You can get the source code using git. For the Github repository click here.

Compiling the code

Dr. Elephant runs on Play framework. Play framework must be installed before starting development on Dr. Elephant. You can get the latest copy of Play framework from https://www.playframework.com/download. Once play is installed, make sure the play command is in your $PATH.

To compile Dr. Elephant, run the compile script. A distribution zip is generated in the zip directory. The compile script takes an optional argument to a compile configuration file where you can specify the Hadoop version and the Spark version to compile with. By default, it uses Hadoop 2.3.0 and Spark 1.4.0. In addition to the compile versions, you can specify any play/sbt options through play_opts.

$> ./compile.sh [./compile.conf]
$> cat compile.conf

should output

hadoop_version=2.3.0                                       # The Hadoop version to compile with
spark_version=1.4.0                                        # The Spark version to compile with
play_opts="-Dsbt.repository.config=./resolver.conf"        # Other play/sbt options

If any of the above properties are not set then the default values will be used. Additionally, if you want to configure a custom repository then set the property sbt.repository.config to the resolver file location as shown in the above example.

Testing Dr. Elephant

Running Unit tests

You can run the tests by calling the compile script which will run all the unit tests for you.
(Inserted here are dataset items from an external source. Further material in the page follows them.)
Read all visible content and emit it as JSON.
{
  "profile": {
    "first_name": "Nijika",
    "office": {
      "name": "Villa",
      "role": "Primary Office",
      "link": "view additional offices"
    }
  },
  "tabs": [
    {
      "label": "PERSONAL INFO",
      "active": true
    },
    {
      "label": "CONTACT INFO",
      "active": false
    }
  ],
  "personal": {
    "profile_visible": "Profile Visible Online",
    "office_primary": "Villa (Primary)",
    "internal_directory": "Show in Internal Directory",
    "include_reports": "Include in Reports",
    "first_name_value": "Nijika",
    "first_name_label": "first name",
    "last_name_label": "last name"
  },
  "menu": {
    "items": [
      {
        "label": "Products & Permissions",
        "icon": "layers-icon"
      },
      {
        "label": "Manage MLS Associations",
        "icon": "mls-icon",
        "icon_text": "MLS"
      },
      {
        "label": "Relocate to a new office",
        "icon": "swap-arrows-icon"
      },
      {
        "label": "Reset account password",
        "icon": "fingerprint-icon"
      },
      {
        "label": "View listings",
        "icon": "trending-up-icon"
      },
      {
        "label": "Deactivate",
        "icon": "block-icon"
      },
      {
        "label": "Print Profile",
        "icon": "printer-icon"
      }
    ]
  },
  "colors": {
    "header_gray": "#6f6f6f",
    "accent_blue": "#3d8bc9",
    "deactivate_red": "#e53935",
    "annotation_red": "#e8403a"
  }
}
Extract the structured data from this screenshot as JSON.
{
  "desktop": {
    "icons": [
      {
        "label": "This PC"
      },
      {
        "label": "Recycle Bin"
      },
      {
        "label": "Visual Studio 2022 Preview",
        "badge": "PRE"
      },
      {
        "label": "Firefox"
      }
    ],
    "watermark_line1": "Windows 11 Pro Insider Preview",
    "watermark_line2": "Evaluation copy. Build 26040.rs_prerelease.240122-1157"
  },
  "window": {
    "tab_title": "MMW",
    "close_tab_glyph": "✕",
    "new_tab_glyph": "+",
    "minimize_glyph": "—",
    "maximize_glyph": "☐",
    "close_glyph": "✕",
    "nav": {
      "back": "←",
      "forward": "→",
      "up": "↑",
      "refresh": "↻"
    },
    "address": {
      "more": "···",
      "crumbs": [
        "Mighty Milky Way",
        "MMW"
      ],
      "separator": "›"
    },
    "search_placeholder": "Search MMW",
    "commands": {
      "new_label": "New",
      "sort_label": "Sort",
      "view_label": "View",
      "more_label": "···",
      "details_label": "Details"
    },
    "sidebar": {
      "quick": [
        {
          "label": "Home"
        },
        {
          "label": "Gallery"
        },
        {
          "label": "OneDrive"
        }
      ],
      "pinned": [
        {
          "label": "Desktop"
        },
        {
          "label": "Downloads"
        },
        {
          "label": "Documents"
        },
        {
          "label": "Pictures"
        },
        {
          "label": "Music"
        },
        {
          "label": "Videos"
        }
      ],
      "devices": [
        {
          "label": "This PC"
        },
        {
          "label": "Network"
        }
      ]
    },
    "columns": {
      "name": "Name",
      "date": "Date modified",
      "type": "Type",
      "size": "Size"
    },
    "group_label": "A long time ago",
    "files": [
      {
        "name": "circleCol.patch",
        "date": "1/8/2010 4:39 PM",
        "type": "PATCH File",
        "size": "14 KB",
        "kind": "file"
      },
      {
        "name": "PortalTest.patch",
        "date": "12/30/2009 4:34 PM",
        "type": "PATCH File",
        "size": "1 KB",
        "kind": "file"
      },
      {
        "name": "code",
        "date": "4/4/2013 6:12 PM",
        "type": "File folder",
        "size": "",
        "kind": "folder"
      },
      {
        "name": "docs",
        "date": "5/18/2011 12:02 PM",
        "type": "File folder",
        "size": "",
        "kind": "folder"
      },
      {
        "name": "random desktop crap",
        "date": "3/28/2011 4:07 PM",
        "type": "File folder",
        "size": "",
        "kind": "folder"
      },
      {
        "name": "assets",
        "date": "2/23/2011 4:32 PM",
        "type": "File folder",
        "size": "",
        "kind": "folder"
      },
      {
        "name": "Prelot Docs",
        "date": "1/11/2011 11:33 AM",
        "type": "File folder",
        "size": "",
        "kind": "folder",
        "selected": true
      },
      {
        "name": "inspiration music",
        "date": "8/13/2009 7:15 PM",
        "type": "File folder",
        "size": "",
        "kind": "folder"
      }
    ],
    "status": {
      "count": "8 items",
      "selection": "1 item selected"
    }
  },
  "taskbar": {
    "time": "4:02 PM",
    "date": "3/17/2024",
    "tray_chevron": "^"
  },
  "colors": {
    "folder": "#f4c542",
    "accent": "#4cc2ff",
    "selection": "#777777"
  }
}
Local Deployment of Dr. Elephant for testing

Prerequisites
Hadoop/Spark on Yarn

In order to deploy Dr. Elephant on your local box for testing, you need to setup Hadoop(version 2.x) or Spark(Yarn mode, version > 1.4.0) with the Resource Manager and Job History Server daemons running (a pseudo distributed mode). Instructions to run a MapReduce job on YARN in a pseudo-distributed mode can be found here.

Export variable HADOOP_HOME if you haven't already.

$> export HADOOP_HOME=/path/to/hadoop/home
$> export HADOOP_CONF_DIR=$HADOOP_HOME/etc/hadoop

Add hadoop to the system path because Dr. Elephant uses 'hadoop classpath' to load the right classes.

$> export PATH=$HADOOP_HOME/bin:$PATH
Database

Dr. Elephant requires a database to store information on the jobs and analysis results.

Set up and start mysql locally on your box. You can get the latest version of mysql from https://www.mysql.com/downloads/. Dr. Elephant is currently supported for mysql v. 5.5+, reported by Alex ([email protected]) in the google groups forum. Create a database called 'drelephant'.

$> mysql -u root -p
mysql> create database drelephant

You can configure your database url, db name, user and password in elephant.conf file present in the app-conf directory.

Configuring a different SQL Database:

Dr. Elephant is currently configured to work with Mysql. The evolution files contain the mysql DDL statements. If you wish to configure a different SQL database you may follow the instructions here.

Deploying Dr. Elephant locally

Once you have satisfied all the prerequisites, you are ready to deploy Dr. Elephant.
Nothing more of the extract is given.